The thing I'm most excited about is the moment that I run a model on my 64GB M2 that can usefully drive a coding agent harness.
Maybe Qwen3.5-35B-A3B is that model? This comment reports good results: https://news.ycombinator.com/item?id=47249343#47249782
I need to put that through its paces.
Yesterday I test ran Qwen3.5-35B-A3B on my MBP M3 Pro with 36GB via LM Studio and OpenCode. I didn’t have it write code but instead use Rodney (thanks for making it btw!) to take screenshots and write documentation using them. Overall I was pretty impressed at how well it handled the harness and completed the task locally. In the past I would’ve had Haiku do this, but I might switch to doing it locally from now on.
I suppose this shows my laziness because I'm sure you have written extensively about it, but what orchestrator (like opencode) do you use with local models?

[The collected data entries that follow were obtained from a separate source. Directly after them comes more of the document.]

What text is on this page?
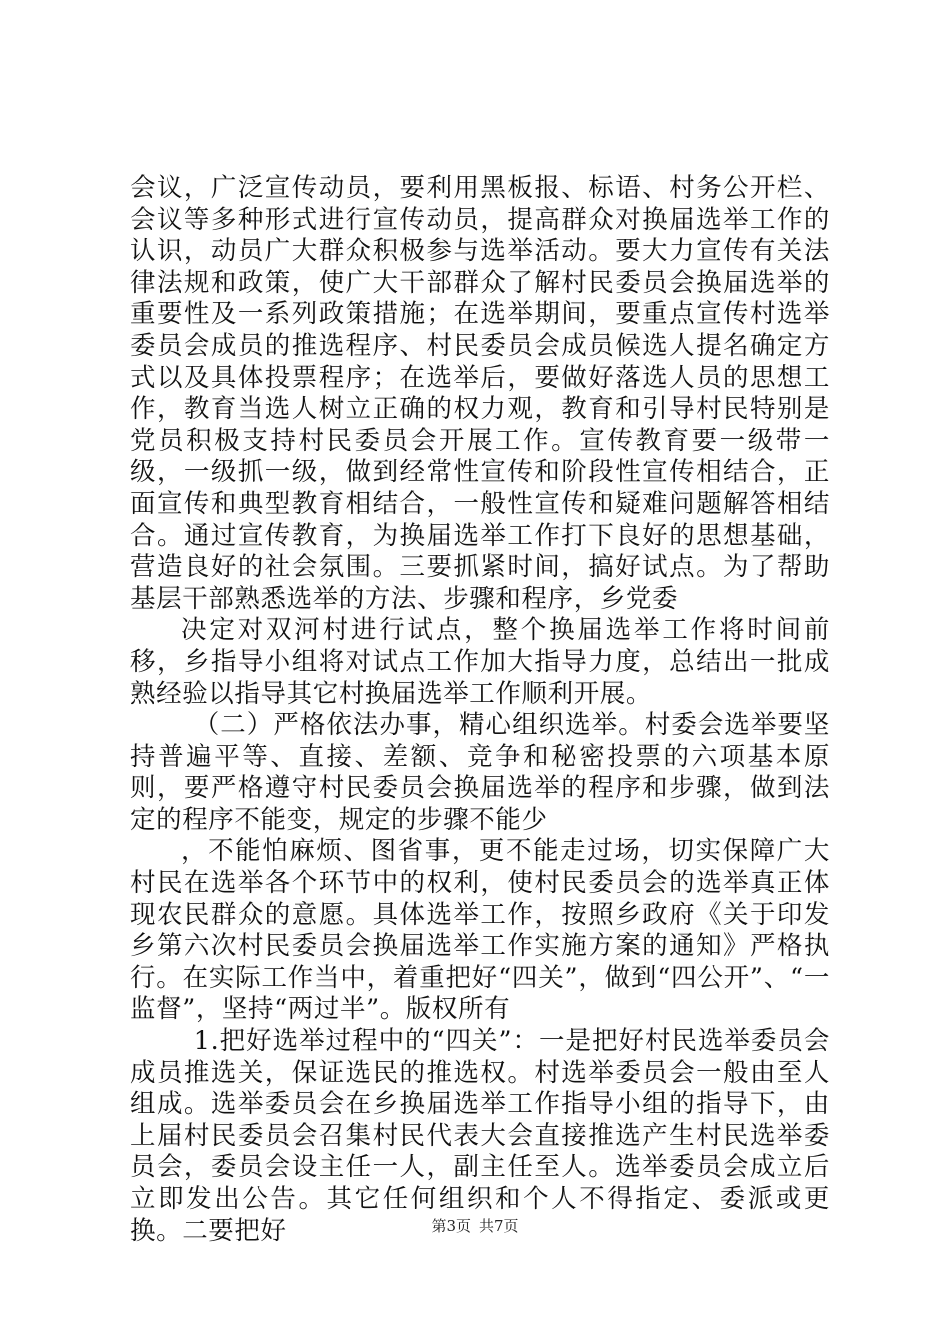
会议，广泛宣传动员，要利用黑板报、标语、村务公开栏、会议等多种形式进行宣传动员，提高群众对换届选举工作的认识，动员广大群众积极参与选举活动。要大力宣传有关法律法规和政策，使广大干部群众了解村民委员会换届选举的重要性及一系列政策措施；在选举期间，要重点宣传村选举委员会成员的推选程序、村民委员会成员候选人提名确定方式以及具体投票程序；在选举后，要做好落选人员的思想工作，教育当选人树立正确的权力观，教育和引导村民特别是党员积极支持村民委员会开展工作。宣传教育要一级带一级，一级抓一级，做到经常性宣传和阶段性宣传相结合，正面宣传和典型教育相结合，一般性宣传和疑难问题解答相结合。通过宣传教育，为换届选举工作打下良好的思想基础，营造良好的社会氛围。三要抓紧时间，搞好试点。为了帮助基层干部熟悉选举的方法、步骤和程序，乡党委

决定对双河村进行试点，整个换届选举工作将时间前移，乡指导小组将对试点工作加大指导力度，总结出一批成熟经验以指导其它村换届选举工作顺利开展。

（二）严格依法办事，精心组织选举。村委会选举要坚持普遍平等、直接、差额、竞争和秘密投票的六项基本原则，要严格遵守村民委员会换届选举的程序和步骤，做到法定的程序不能变，规定的步骤不能少

，不能怕麻烦、图省事，更不能走过场，切实保障广大村民在选举各个环节中的权利，使村民委员会的选举真正体现农民群众的意愿。具体选举工作，按照乡政府《关于印发乡第六次村民委员会换届选举工作实施方案的通知》严格执行。在实际工作当中，着重把好“四关”，做到“四公开”、“一监督”，坚持“两过半”。版权所有

1.把好选举过程中的“四关”：一是把好村民选举委员会成员推选关，保证选民的推选权。村选举委员会一般由至人组成。选举委员会在乡换届选举工作指导小组的指导下，由上届村民委员会召集村民代表大会直接推选产生村民选举委员会，委员会设主任一人，副主任至人。选举委员会成立后立即发出公告。其它任何组织和个人不得指定、委派或更换。二要把好	第3页 共7页
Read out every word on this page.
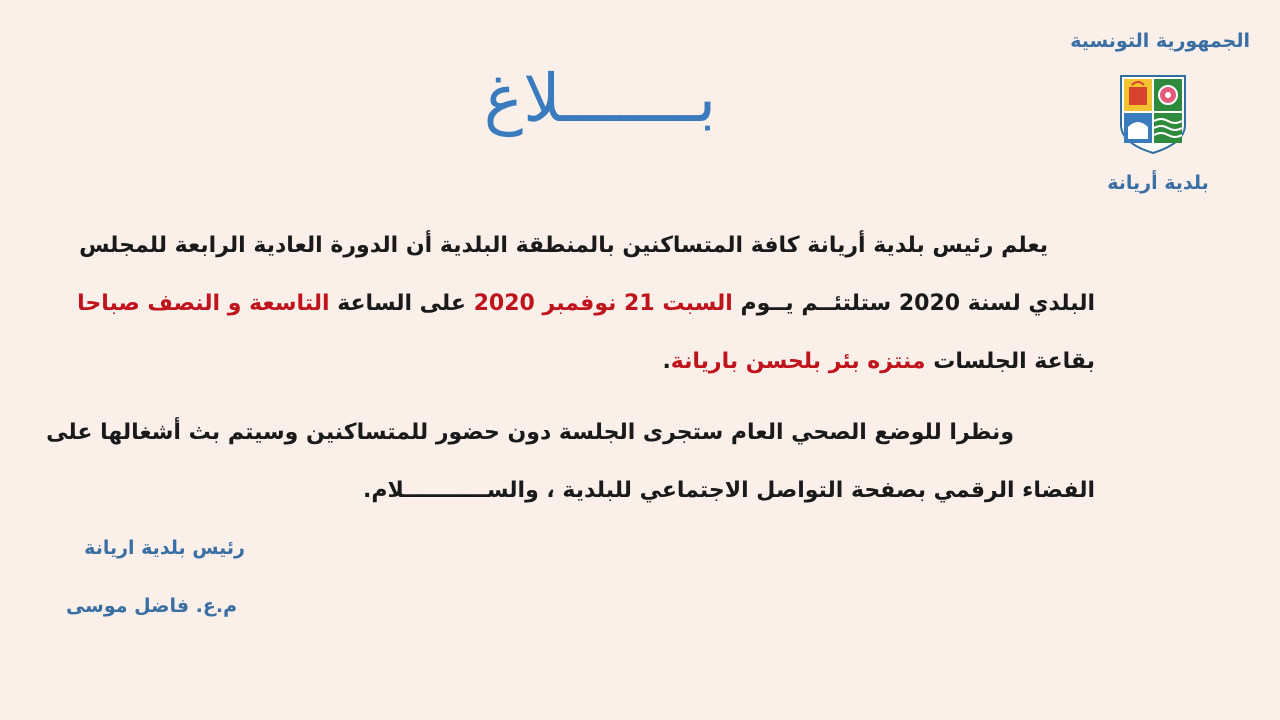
الجمهورية التونسية
بلدية أريانة
بـــــــلاغ
يعلم رئيس بلدية أريانة كافة المتساكنين بالمنطقة البلدية أن الدورة العادية الرابعة للمجلس
البلدي لسنة 2020 ستلتئــم يــوم السبت 21 نوفمبر 2020 على الساعة التاسعة و النصف صباحا
بقاعة الجلسات منتزه بئر بلحسن باريانة.
ونظرا للوضع الصحي العام ستجرى الجلسة دون حضور للمتساكنين وسيتم بث أشغالها على
الفضاء الرقمي بصفحة التواصل الاجتماعي للبلدية ، والســـــــــــلام.
رئيس بلدية اريانة
م.ع. فاضل موسى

I've not really settled on one yet. I've tried OpenCode and Codex CLI, but I know I should give Pi a proper go.
So far none of them have be useful enough at first glance with a local model for me to stick with them and dig in further.
I've used opencode and the remote free models they default to aren't awful but definitely not on par with Gemini CLI nor Claude. I'm really interested in trying to find a way to chain multiple local high end consumer Nvidia cards into an alternative to the big labs offering.
Kimi K2.5 is pretty good, you can use it on OpenRouter. Fireworks is a good provider, they were giving free access to the model on OpenCode when it first released.
When you say you use local model in OpenCode, do you mean through the ollama backend? Last time I tried it with various models, I got issues where the model was calling tools in the wrong format.
That's exactly why I'm asking! I'm still mystified about whether I can use ollama at all. I'm hopeful that the flexiblity might become interesting at some point.